Enzo tried to reach them, but the corn became too thick.  He kept getting blocked.  He begged me to come into the corn with him.  I hesitated.  My Mommy told me never to go into the corn.  I didn’t want to get hopelessly lost too.  But, if I had to get hopelessly lost at least I could do it with Enzo.  I flew into the corn.
It was dark and thick.  I asked for Quennie to fly over us and direct us to the end of the corn.  Every way she tried to direct us we got stuck.  It looked hopeless.  Enzo asked if I could try to fly him out.  I got underneath him, but he’s a big boy, and I’m a little girl.  I only got him a foot off the ground.
We both fell backward.  Enzo hit the stalk hard.  I had tucked my wings in, but they popped out as I fell and they sliced a stalk in two  Enzo said:  “Yummy, corn!” and started eating an ear before I realized that our wings were the way out.

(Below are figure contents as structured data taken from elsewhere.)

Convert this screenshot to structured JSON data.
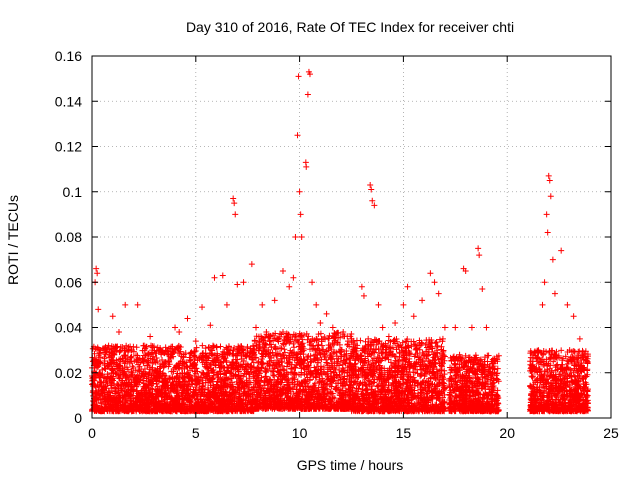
{
  "chart_data": {
    "type": "scatter",
    "title": "Day 310 of 2016, Rate Of TEC Index for receiver chti",
    "xlabel": "GPS time / hours",
    "ylabel": "ROTI / TECUs",
    "xlim": [
      0,
      25
    ],
    "ylim": [
      0,
      0.16
    ],
    "x_ticks": [
      0,
      5,
      10,
      15,
      20,
      25
    ],
    "y_ticks": [
      0,
      0.02,
      0.04,
      0.06,
      0.08,
      0.1,
      0.12,
      0.14,
      0.16
    ],
    "x_tick_labels": [
      "0",
      "5",
      "10",
      "15",
      "20",
      "25"
    ],
    "y_tick_labels": [
      "0",
      "0.02",
      "0.04",
      "0.06",
      "0.08",
      "0.1",
      "0.12",
      "0.14",
      "0.16"
    ],
    "grid": true,
    "marker": "+",
    "marker_color": "#ff0000",
    "series": [
      {
        "name": "ROTI",
        "points": [
          [
            0.05,
            0.012
          ],
          [
            0.1,
            0.02
          ],
          [
            0.15,
            0.06
          ],
          [
            0.2,
            0.066
          ],
          [
            0.25,
            0.064
          ],
          [
            0.3,
            0.048
          ],
          [
            0.35,
            0.03
          ],
          [
            0.4,
            0.018
          ],
          [
            0.6,
            0.022
          ],
          [
            0.8,
            0.032
          ],
          [
            1.0,
            0.045
          ],
          [
            1.3,
            0.038
          ],
          [
            1.6,
            0.05
          ],
          [
            1.9,
            0.03
          ],
          [
            2.2,
            0.05
          ],
          [
            2.5,
            0.025
          ],
          [
            2.8,
            0.036
          ],
          [
            3.3,
            0.03
          ],
          [
            3.7,
            0.028
          ],
          [
            4.0,
            0.04
          ],
          [
            4.2,
            0.038
          ],
          [
            4.6,
            0.044
          ],
          [
            5.0,
            0.034
          ],
          [
            5.3,
            0.049
          ],
          [
            5.7,
            0.041
          ],
          [
            5.9,
            0.062
          ],
          [
            6.3,
            0.063
          ],
          [
            6.5,
            0.05
          ],
          [
            6.8,
            0.097
          ],
          [
            6.85,
            0.095
          ],
          [
            6.9,
            0.09
          ],
          [
            7.0,
            0.059
          ],
          [
            7.3,
            0.06
          ],
          [
            7.7,
            0.068
          ],
          [
            7.9,
            0.04
          ],
          [
            8.2,
            0.05
          ],
          [
            8.4,
            0.038
          ],
          [
            8.8,
            0.052
          ],
          [
            9.2,
            0.065
          ],
          [
            9.5,
            0.058
          ],
          [
            9.7,
            0.062
          ],
          [
            9.8,
            0.08
          ],
          [
            9.9,
            0.125
          ],
          [
            9.95,
            0.151
          ],
          [
            10.0,
            0.1
          ],
          [
            10.05,
            0.09
          ],
          [
            10.1,
            0.08
          ],
          [
            10.3,
            0.113
          ],
          [
            10.32,
            0.111
          ],
          [
            10.4,
            0.143
          ],
          [
            10.45,
            0.153
          ],
          [
            10.5,
            0.152
          ],
          [
            10.6,
            0.06
          ],
          [
            10.8,
            0.05
          ],
          [
            11.0,
            0.042
          ],
          [
            11.3,
            0.046
          ],
          [
            11.6,
            0.04
          ],
          [
            12.1,
            0.038
          ],
          [
            12.5,
            0.035
          ],
          [
            13.0,
            0.058
          ],
          [
            13.1,
            0.054
          ],
          [
            13.4,
            0.103
          ],
          [
            13.45,
            0.101
          ],
          [
            13.5,
            0.096
          ],
          [
            13.6,
            0.094
          ],
          [
            13.8,
            0.05
          ],
          [
            14.0,
            0.04
          ],
          [
            14.3,
            0.036
          ],
          [
            14.6,
            0.042
          ],
          [
            15.0,
            0.05
          ],
          [
            15.2,
            0.058
          ],
          [
            15.5,
            0.045
          ],
          [
            15.9,
            0.052
          ],
          [
            16.3,
            0.064
          ],
          [
            16.5,
            0.06
          ],
          [
            16.7,
            0.055
          ],
          [
            17.0,
            0.04
          ],
          [
            17.5,
            0.04
          ],
          [
            17.9,
            0.066
          ],
          [
            18.0,
            0.065
          ],
          [
            18.3,
            0.04
          ],
          [
            18.6,
            0.075
          ],
          [
            18.65,
            0.072
          ],
          [
            18.8,
            0.057
          ],
          [
            19.0,
            0.04
          ],
          [
            19.2,
            0.02
          ],
          [
            21.5,
            0.03
          ],
          [
            21.7,
            0.05
          ],
          [
            21.8,
            0.06
          ],
          [
            21.9,
            0.09
          ],
          [
            21.95,
            0.082
          ],
          [
            22.0,
            0.107
          ],
          [
            22.05,
            0.105
          ],
          [
            22.1,
            0.098
          ],
          [
            22.2,
            0.07
          ],
          [
            22.3,
            0.055
          ],
          [
            22.6,
            0.074
          ],
          [
            22.9,
            0.05
          ],
          [
            23.2,
            0.045
          ],
          [
            23.5,
            0.035
          ],
          [
            23.7,
            0.015
          ]
        ],
        "bands": [
          {
            "x_range": [
              0.0,
              7.8
            ],
            "y_range": [
              0.003,
              0.032
            ]
          },
          {
            "x_range": [
              7.8,
              12.5
            ],
            "y_range": [
              0.004,
              0.038
            ]
          },
          {
            "x_range": [
              12.5,
              17.0
            ],
            "y_range": [
              0.003,
              0.035
            ]
          },
          {
            "x_range": [
              17.2,
              19.6
            ],
            "y_range": [
              0.003,
              0.028
            ]
          },
          {
            "x_range": [
              21.1,
              23.9
            ],
            "y_range": [
              0.003,
              0.03
            ]
          }
        ]
      }
    ]
  }
}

I called to Queenie, Chelsea, and Totti to come into the corn.  Queenie and Totti flew right down, but Chelsea, being a cautious Yorkie, like me, said she would guide us with her voice.  Smart dog. Queenie, Totti and I began walking backward and flapping our wings as we cut through the corn.  Chelsea guided us towards Enzo’s dad.  Once we could see light through the field, Enzo ran off to his dad, and we gathered above the corn to see the tearful reunion.
As Enzo walked back to the truck, and his mom ran to him, they turned and gave us a tip of the tail and a big smile for helping us guide him out of the corn.
But that is what angels are for.
If you are ever get lost in the corn, thinks of us, and we will be there to help you.